Il Papa non dimentica di denunciare l’ingiustizia della emarginazione urbana, «ferite provocate dalle minoranze che concentrano il potere, la ricchezza e sperperano egoisticamente mentre la crescente maggioranza deve rifugiarsi in periferie abbandonate, inquinate, scartate». Sono tante le famiglie costrette «a pagare affitti abusivi per alloggi in condizioni edilizie per niente adeguate», mentre altri – «“imprenditori privati” senza volto» – si accaparrano le terre, e «pretendono perfino di appropriarsi del cortile della scuola dei propri figli. Questo accade perché si dimentica che “Dio ha dato la terra a tutto il genere umano, perché essa sostenti tutti i suoi membri, senza escludere né privilegiare nessuno” (Giovanni Paolo II, Centesimus annus, 31)».

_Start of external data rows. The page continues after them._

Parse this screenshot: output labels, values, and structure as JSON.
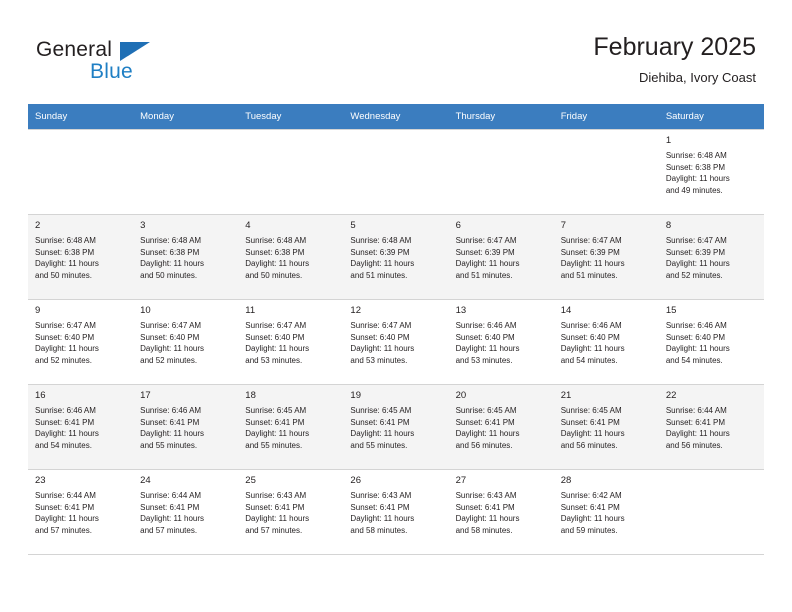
{
  "brand": {
    "name_top": "General",
    "name_bottom": "Blue",
    "triangle_color": "#1f6fb5",
    "blue_text_color": "#1f7fc4"
  },
  "header": {
    "title": "February 2025",
    "subtitle": "Diehiba, Ivory Coast"
  },
  "colors": {
    "header_row_bg": "#3b7dbf",
    "header_row_text": "#ffffff",
    "shaded_row_bg": "#f4f4f4",
    "grid_line": "#d4d4d4",
    "text": "#231f20"
  },
  "weekday_headers": [
    "Sunday",
    "Monday",
    "Tuesday",
    "Wednesday",
    "Thursday",
    "Friday",
    "Saturday"
  ],
  "weeks": [
    {
      "shaded": false,
      "days": [
        {
          "empty": true,
          "number": "",
          "info": ""
        },
        {
          "empty": true,
          "number": "",
          "info": ""
        },
        {
          "empty": true,
          "number": "",
          "info": ""
        },
        {
          "empty": true,
          "number": "",
          "info": ""
        },
        {
          "empty": true,
          "number": "",
          "info": ""
        },
        {
          "empty": true,
          "number": "",
          "info": ""
        },
        {
          "empty": false,
          "number": "1",
          "info": "Sunrise: 6:48 AM\nSunset: 6:38 PM\nDaylight: 11 hours\nand 49 minutes."
        }
      ]
    },
    {
      "shaded": true,
      "days": [
        {
          "empty": false,
          "number": "2",
          "info": "Sunrise: 6:48 AM\nSunset: 6:38 PM\nDaylight: 11 hours\nand 50 minutes."
        },
        {
          "empty": false,
          "number": "3",
          "info": "Sunrise: 6:48 AM\nSunset: 6:38 PM\nDaylight: 11 hours\nand 50 minutes."
        },
        {
          "empty": false,
          "number": "4",
          "info": "Sunrise: 6:48 AM\nSunset: 6:38 PM\nDaylight: 11 hours\nand 50 minutes."
        },
        {
          "empty": false,
          "number": "5",
          "info": "Sunrise: 6:48 AM\nSunset: 6:39 PM\nDaylight: 11 hours\nand 51 minutes."
        },
        {
          "empty": false,
          "number": "6",
          "info": "Sunrise: 6:47 AM\nSunset: 6:39 PM\nDaylight: 11 hours\nand 51 minutes."
        },
        {
          "empty": false,
          "number": "7",
          "info": "Sunrise: 6:47 AM\nSunset: 6:39 PM\nDaylight: 11 hours\nand 51 minutes."
        },
        {
          "empty": false,
          "number": "8",
          "info": "Sunrise: 6:47 AM\nSunset: 6:39 PM\nDaylight: 11 hours\nand 52 minutes."
        }
      ]
    },
    {
      "shaded": false,
      "days": [
        {
          "empty": false,
          "number": "9",
          "info": "Sunrise: 6:47 AM\nSunset: 6:40 PM\nDaylight: 11 hours\nand 52 minutes."
        },
        {
          "empty": false,
          "number": "10",
          "info": "Sunrise: 6:47 AM\nSunset: 6:40 PM\nDaylight: 11 hours\nand 52 minutes."
        },
        {
          "empty": false,
          "number": "11",
          "info": "Sunrise: 6:47 AM\nSunset: 6:40 PM\nDaylight: 11 hours\nand 53 minutes."
        },
        {
          "empty": false,
          "number": "12",
          "info": "Sunrise: 6:47 AM\nSunset: 6:40 PM\nDaylight: 11 hours\nand 53 minutes."
        },
        {
          "empty": false,
          "number": "13",
          "info": "Sunrise: 6:46 AM\nSunset: 6:40 PM\nDaylight: 11 hours\nand 53 minutes."
        },
        {
          "empty": false,
          "number": "14",
          "info": "Sunrise: 6:46 AM\nSunset: 6:40 PM\nDaylight: 11 hours\nand 54 minutes."
        },
        {
          "empty": false,
          "number": "15",
          "info": "Sunrise: 6:46 AM\nSunset: 6:40 PM\nDaylight: 11 hours\nand 54 minutes."
        }
      ]
    },
    {
      "shaded": true,
      "days": [
        {
          "empty": false,
          "number": "16",
          "info": "Sunrise: 6:46 AM\nSunset: 6:41 PM\nDaylight: 11 hours\nand 54 minutes."
        },
        {
          "empty": false,
          "number": "17",
          "info": "Sunrise: 6:46 AM\nSunset: 6:41 PM\nDaylight: 11 hours\nand 55 minutes."
        },
        {
          "empty": false,
          "number": "18",
          "info": "Sunrise: 6:45 AM\nSunset: 6:41 PM\nDaylight: 11 hours\nand 55 minutes."
        },
        {
          "empty": false,
          "number": "19",
          "info": "Sunrise: 6:45 AM\nSunset: 6:41 PM\nDaylight: 11 hours\nand 55 minutes."
        },
        {
          "empty": false,
          "number": "20",
          "info": "Sunrise: 6:45 AM\nSunset: 6:41 PM\nDaylight: 11 hours\nand 56 minutes."
        },
        {
          "empty": false,
          "number": "21",
          "info": "Sunrise: 6:45 AM\nSunset: 6:41 PM\nDaylight: 11 hours\nand 56 minutes."
        },
        {
          "empty": false,
          "number": "22",
          "info": "Sunrise: 6:44 AM\nSunset: 6:41 PM\nDaylight: 11 hours\nand 56 minutes."
        }
      ]
    },
    {
      "shaded": false,
      "days": [
        {
          "empty": false,
          "number": "23",
          "info": "Sunrise: 6:44 AM\nSunset: 6:41 PM\nDaylight: 11 hours\nand 57 minutes."
        },
        {
          "empty": false,
          "number": "24",
          "info": "Sunrise: 6:44 AM\nSunset: 6:41 PM\nDaylight: 11 hours\nand 57 minutes."
        },
        {
          "empty": false,
          "number": "25",
          "info": "Sunrise: 6:43 AM\nSunset: 6:41 PM\nDaylight: 11 hours\nand 57 minutes."
        },
        {
          "empty": false,
          "number": "26",
          "info": "Sunrise: 6:43 AM\nSunset: 6:41 PM\nDaylight: 11 hours\nand 58 minutes."
        },
        {
          "empty": false,
          "number": "27",
          "info": "Sunrise: 6:43 AM\nSunset: 6:41 PM\nDaylight: 11 hours\nand 58 minutes."
        },
        {
          "empty": false,
          "number": "28",
          "info": "Sunrise: 6:42 AM\nSunset: 6:41 PM\nDaylight: 11 hours\nand 59 minutes."
        },
        {
          "empty": true,
          "number": "",
          "info": ""
        }
      ]
    }
  ]
}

Papa Francesco continua ad elencare – con precisa dovizia di particolari – le gravi difficoltà presenti in questo quartiere povero di Kangemi, come la mancanza di accesso alle infrastrutture e servizi di base (bagni, fognature, scarichi, raccolta dei rifiuti, luce, strade, ma anche scuole, ospedali, centri ricreativi e sportivi, laboratori artistici), o l’accesso all’acqua potabile; «Negare l’acqua ad una famiglia, attraverso qualche pretesto burocratico – afferma il Papa –, è una grande ingiustizia, soprattutto quando si lucra su questo bisogno». Non mancano l’indifferenza e l’ostilità di cui soffrono i quartieri popolari, situazione che si aggrava ancora di più «quando la violenza si diffonde e le organizzazioni criminali, al servizio di interessi economici o politici, utilizzano i bambini e i giovani come “carne da cannone” per i loro affari insanguinati».

Il grido del Pontefice sale fino a Dio; a Lui, infatti, si rivolge e non ad altri: «Chiedo a Dio che le autorità prendano insieme a voi la strada dell’inclusione sociale, dell’istruzione, dello sport, dell’azione comunitaria e della tutela delle famiglie, perché questa è l’unica garanzia di una pace giusta, vera e duratura».

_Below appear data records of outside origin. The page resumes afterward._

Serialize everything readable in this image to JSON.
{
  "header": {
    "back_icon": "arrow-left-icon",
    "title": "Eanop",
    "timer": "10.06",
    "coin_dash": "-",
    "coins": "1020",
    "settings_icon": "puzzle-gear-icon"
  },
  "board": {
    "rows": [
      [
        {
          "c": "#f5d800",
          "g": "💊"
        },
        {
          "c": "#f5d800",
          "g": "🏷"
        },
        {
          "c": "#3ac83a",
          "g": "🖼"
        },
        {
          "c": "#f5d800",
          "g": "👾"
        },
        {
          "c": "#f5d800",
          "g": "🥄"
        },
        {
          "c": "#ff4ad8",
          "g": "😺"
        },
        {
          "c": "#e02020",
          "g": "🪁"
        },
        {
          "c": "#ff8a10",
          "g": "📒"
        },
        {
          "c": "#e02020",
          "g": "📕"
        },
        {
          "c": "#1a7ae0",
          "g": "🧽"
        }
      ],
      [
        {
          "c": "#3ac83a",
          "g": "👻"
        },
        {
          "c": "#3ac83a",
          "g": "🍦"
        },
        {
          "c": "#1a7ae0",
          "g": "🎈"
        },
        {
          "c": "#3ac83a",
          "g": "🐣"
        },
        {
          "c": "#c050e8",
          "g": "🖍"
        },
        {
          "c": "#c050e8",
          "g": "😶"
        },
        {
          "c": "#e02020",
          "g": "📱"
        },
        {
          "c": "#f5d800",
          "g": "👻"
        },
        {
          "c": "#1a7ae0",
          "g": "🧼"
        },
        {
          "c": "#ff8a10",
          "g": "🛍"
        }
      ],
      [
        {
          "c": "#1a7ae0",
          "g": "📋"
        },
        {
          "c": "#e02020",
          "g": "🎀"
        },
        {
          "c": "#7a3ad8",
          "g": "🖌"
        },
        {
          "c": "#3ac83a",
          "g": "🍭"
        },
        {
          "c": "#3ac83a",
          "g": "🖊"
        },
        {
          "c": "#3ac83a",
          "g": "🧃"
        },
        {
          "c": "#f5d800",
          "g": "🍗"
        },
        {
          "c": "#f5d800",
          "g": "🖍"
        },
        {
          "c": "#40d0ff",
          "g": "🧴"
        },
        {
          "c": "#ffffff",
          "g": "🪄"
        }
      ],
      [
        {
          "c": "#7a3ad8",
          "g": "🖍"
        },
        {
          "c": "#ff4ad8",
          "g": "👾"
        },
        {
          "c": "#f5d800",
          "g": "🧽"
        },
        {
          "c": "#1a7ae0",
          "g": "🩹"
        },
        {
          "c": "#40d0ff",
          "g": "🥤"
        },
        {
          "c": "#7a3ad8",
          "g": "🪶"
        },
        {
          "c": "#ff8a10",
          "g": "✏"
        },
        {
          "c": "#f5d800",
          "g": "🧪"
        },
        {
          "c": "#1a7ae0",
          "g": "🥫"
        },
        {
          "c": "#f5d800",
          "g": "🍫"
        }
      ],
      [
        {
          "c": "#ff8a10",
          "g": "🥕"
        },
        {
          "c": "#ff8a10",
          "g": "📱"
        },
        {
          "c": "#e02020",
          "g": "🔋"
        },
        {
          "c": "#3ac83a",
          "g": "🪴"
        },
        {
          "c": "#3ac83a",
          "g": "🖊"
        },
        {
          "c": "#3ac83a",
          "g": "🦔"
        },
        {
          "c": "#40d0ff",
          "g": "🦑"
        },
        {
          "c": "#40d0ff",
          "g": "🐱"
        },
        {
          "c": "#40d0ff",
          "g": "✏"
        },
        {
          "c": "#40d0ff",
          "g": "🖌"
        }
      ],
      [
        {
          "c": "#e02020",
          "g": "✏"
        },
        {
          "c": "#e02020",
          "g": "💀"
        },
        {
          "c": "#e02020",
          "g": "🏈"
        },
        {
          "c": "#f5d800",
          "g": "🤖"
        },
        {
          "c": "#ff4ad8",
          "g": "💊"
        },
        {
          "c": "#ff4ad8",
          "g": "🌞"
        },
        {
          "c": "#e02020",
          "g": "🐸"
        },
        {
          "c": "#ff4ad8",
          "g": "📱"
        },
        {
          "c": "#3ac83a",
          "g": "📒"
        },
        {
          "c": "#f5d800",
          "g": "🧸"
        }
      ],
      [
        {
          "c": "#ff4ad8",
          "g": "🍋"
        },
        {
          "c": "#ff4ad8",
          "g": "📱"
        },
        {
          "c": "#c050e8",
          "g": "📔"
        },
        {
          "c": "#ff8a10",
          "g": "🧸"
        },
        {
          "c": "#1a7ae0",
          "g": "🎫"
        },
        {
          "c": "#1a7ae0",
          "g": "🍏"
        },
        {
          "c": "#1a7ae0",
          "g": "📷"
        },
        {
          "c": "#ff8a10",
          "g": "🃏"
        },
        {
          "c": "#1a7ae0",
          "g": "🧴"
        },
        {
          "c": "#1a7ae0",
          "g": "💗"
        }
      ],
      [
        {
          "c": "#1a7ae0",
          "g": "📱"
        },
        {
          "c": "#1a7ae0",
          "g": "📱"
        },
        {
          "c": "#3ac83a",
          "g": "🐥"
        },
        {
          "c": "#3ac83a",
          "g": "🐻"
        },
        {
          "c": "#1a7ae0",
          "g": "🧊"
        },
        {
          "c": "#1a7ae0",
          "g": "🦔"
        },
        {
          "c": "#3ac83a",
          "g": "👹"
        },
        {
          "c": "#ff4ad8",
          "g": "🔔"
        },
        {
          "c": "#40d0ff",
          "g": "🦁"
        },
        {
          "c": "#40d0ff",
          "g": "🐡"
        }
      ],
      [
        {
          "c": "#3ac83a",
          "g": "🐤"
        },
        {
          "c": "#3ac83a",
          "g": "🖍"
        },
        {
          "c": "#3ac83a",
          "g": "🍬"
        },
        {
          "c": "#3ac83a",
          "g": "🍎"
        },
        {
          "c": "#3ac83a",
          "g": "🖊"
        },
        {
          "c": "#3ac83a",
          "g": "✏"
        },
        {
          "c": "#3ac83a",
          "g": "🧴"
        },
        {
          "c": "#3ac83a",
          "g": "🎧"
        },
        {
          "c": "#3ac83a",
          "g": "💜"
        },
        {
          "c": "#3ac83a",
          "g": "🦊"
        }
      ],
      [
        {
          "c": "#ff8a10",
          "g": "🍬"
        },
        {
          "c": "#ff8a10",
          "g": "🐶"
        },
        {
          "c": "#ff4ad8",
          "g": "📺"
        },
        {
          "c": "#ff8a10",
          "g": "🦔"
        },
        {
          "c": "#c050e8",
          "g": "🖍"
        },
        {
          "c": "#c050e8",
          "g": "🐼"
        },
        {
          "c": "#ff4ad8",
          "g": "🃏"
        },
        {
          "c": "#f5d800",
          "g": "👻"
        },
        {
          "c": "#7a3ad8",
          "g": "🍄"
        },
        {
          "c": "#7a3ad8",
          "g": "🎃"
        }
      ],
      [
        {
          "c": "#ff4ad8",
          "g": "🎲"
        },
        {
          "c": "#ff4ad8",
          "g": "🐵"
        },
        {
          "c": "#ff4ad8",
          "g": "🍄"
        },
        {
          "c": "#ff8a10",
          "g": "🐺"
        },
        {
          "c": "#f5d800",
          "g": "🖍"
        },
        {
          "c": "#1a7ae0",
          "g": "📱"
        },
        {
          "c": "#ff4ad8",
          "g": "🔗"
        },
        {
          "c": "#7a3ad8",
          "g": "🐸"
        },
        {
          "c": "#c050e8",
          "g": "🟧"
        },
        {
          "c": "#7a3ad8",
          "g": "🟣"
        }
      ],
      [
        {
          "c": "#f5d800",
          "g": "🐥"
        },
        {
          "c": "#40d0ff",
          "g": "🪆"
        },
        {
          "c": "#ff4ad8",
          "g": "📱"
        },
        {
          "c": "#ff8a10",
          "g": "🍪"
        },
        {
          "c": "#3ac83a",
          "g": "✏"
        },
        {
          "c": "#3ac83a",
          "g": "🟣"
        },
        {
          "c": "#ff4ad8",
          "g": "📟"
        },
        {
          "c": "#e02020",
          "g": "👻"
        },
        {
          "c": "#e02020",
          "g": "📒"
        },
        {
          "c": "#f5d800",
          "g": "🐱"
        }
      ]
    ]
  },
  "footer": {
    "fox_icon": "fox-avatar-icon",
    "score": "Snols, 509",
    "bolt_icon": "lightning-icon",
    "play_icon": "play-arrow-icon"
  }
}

Non si tratta di problematiche isolate – precisa Francesco – «sono piuttosto una conseguenza di nuove forme di colonialismo, che pretende che i paesi africani siano “pezzi di un meccanismo, parti di un ingranaggio gigantesco» (Giovanni Paolo II, Ecclesia in Africa, 32-33). Non mancano di fatto, pressioni affinché si adottino politiche di scarto come quella della riduzione della natalità che pretende «legittimare l’attuale modello distributivo, in cui una minoranza si crede in diritto di consumare in una proporzione che sarebbe impossibile generalizzare” (Laudato si’, 50)».

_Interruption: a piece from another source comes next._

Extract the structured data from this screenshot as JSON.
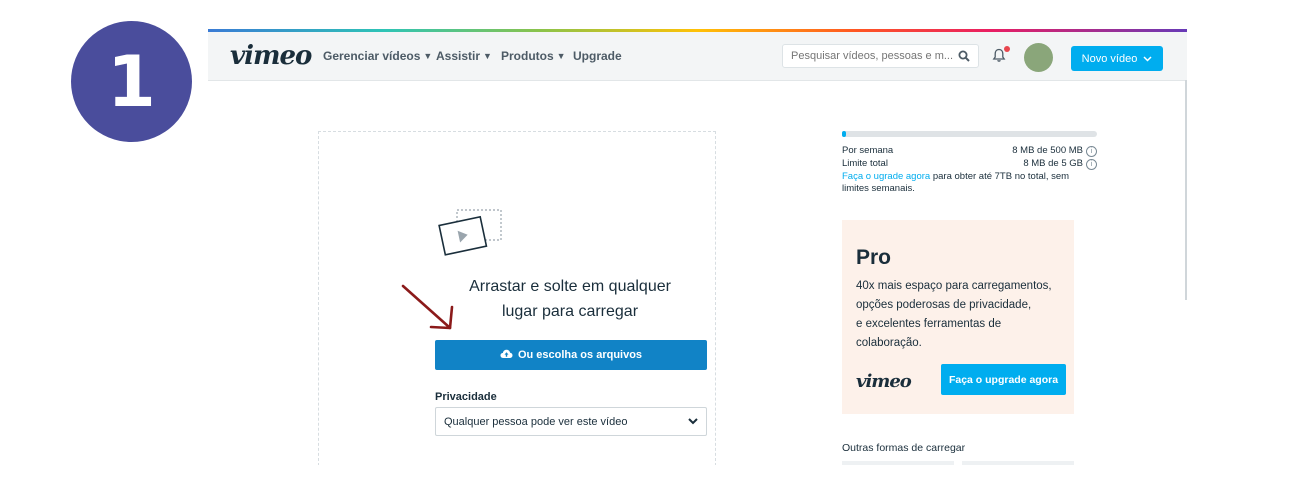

Il Papa chiede a tutti i cristiani, e in particolare ai Pastori, di prendere posizione di fronte alle tante ingiustizie, per accompagnare i propri cittadini e coinvolgersi nei loro problemi. Migliorare le condizioni di vita di queste persone, «non è filantropia, – dice il Papa – è un dovere di tutti»; poi citando un’espressione di Papa Benedetto XVI ricorda: «i poveri sono i destinatari privilegiati del Vangelo».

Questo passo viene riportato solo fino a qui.